From:Taka Tunu <takatunu@...>
Date:Saturday, November 19, 2005, 7:23
Aidan wrote:

>>>
Heya folks, I want to incorporate middle voice into my conlang, but seeing as I'm an L1 English speaker, it's hard for me to see it. I know that "Water fills the cup" is a middle voice (at least, it is according to Rick Morneau's 'Lexical Semantics'), but I have no idea how tell when another verb is, or should be. Can anyone help me with a simple test? You know, one of those sentences where if the verb makes sense in spot X, then it must be a middle?
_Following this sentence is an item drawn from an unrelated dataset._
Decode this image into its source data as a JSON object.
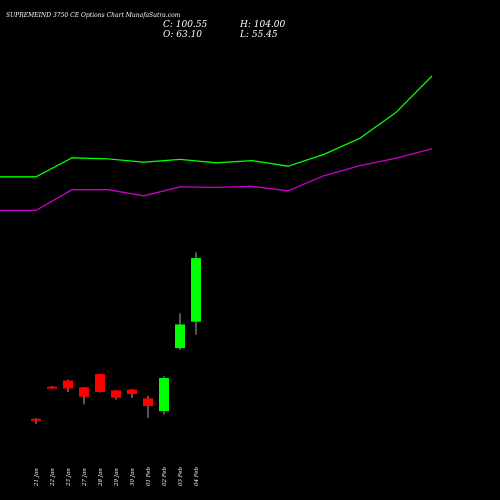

Any additional info or description of the middle voice, to help me clarify, is great. Heck, I'd even be ecstatic if someone could test me on it, so I can get the distinction down.... Thanks in advance, Aidan <<< Personally I consider the container as being the "patient" and the content as being the "focus". Same with the field and the plant, the meadow and the surrounding fence (sorry, RM), the pot and its lid, etc. This is based on chronoexperience (vs. chronology): space predates item (even if it or "shaped" by the item) and whole predates part (even if it is made of parts.) You have a part only after you suppose a whole and an item only after you suppose the space where it stands. There are also basic semantic differences between endocentricity vs. exocentricity and attributive vs. active that really rule what RM tries to build in his essay, and explain why the subject of "to eat" is a "patient": it's because "to eat" is endocentric like "to wear". And so should be "to take", "to buy", etc. Middle voice is English is: the cars sell, the soup cooks, the pot *fills itself. It is said "intransitive", which depends what "transitivity" means. If it's about needing a preposition, then transitivity depends on languages (State verbs like "to be happy" have a preposition in English ("with") and can do without in Indonesian and Khmer.) µ.